No. People don't shoot medium format film the same way they shoot digital. MF film shooters take their time and only take photos of things that are worth taking photos of, instead of mashing their machine gun 1523fps shutters in hope that they get lucky.

If you figure a couple hours wasted time vs the digital, and only pay yourself $10 an hour, that cuts in half the number of photographs you can get out of $14,000. It probably wouldn't last a pro a year.

Scanning doesn't take as long as weeding through your 4000 digital photos of the same thing, looking for the best one. I know, I've done it both ways.

An amatures could get a lifetime out of that much film, but what amature is using a friggin Hasselblad?

Actually, most Hasselblad users at this point probably are amateurs. The prices of the gear have gone down so much that these cameras are very affordable for hobbyists.

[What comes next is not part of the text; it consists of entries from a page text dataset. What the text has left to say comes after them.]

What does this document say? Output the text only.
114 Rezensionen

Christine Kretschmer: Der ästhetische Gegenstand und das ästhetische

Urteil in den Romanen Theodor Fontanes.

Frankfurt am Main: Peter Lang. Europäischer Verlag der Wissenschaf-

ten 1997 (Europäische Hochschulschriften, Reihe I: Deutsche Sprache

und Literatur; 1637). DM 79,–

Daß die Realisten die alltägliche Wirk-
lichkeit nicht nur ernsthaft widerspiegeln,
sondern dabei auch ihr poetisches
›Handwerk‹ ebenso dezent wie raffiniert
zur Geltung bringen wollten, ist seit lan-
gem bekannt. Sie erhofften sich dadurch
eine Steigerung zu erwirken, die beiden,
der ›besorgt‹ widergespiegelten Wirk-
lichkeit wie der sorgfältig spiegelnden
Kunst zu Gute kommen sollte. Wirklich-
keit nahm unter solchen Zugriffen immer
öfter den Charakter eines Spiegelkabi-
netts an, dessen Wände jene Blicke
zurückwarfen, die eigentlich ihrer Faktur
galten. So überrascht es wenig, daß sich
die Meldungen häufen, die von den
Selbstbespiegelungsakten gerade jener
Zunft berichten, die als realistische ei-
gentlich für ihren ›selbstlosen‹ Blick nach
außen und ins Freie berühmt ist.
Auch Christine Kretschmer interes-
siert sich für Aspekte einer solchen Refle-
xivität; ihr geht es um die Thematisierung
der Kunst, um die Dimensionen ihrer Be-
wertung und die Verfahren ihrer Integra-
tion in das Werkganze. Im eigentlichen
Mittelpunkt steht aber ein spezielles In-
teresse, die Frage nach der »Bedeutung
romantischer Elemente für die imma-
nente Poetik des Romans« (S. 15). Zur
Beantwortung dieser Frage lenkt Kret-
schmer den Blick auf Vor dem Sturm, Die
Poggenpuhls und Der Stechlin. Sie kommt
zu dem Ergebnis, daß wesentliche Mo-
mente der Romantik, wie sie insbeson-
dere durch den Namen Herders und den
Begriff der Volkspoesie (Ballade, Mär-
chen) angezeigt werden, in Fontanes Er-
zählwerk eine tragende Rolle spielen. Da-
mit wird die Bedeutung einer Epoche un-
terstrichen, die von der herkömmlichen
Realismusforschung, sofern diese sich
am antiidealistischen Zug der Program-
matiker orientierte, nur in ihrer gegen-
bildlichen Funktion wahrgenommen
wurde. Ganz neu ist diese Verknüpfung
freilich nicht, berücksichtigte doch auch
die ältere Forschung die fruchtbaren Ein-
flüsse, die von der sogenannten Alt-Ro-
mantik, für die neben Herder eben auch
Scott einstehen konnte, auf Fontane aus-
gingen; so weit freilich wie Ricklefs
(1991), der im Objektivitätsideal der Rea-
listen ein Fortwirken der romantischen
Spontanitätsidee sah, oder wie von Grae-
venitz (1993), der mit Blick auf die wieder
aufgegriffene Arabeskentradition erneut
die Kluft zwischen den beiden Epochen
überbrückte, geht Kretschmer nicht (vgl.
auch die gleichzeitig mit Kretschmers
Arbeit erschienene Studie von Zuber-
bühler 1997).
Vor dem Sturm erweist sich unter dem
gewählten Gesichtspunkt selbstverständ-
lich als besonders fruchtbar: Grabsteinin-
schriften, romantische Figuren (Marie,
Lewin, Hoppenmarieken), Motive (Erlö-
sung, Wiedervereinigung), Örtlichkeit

I'm not trying to make a "film is better than digital" argument here (both have their merits, and I believe film is the better choice for some applications), just want to stop the spread of misinformation. There seems to be a lot of it in here.

Comment Re:Vinyl records and tube stereos too (Score 1) 347

35mm film certainly won't have that type of resolution, but medium format and larger should.

My crappy flatbed tops out at around 2400dpi (it can do higher resolutions, but IMO it doesn't really see any more detail beyond that) , which creates a 29 megapixel file from a 6x6 frame. The Nikon scanner that the parent mentions can do a lot better.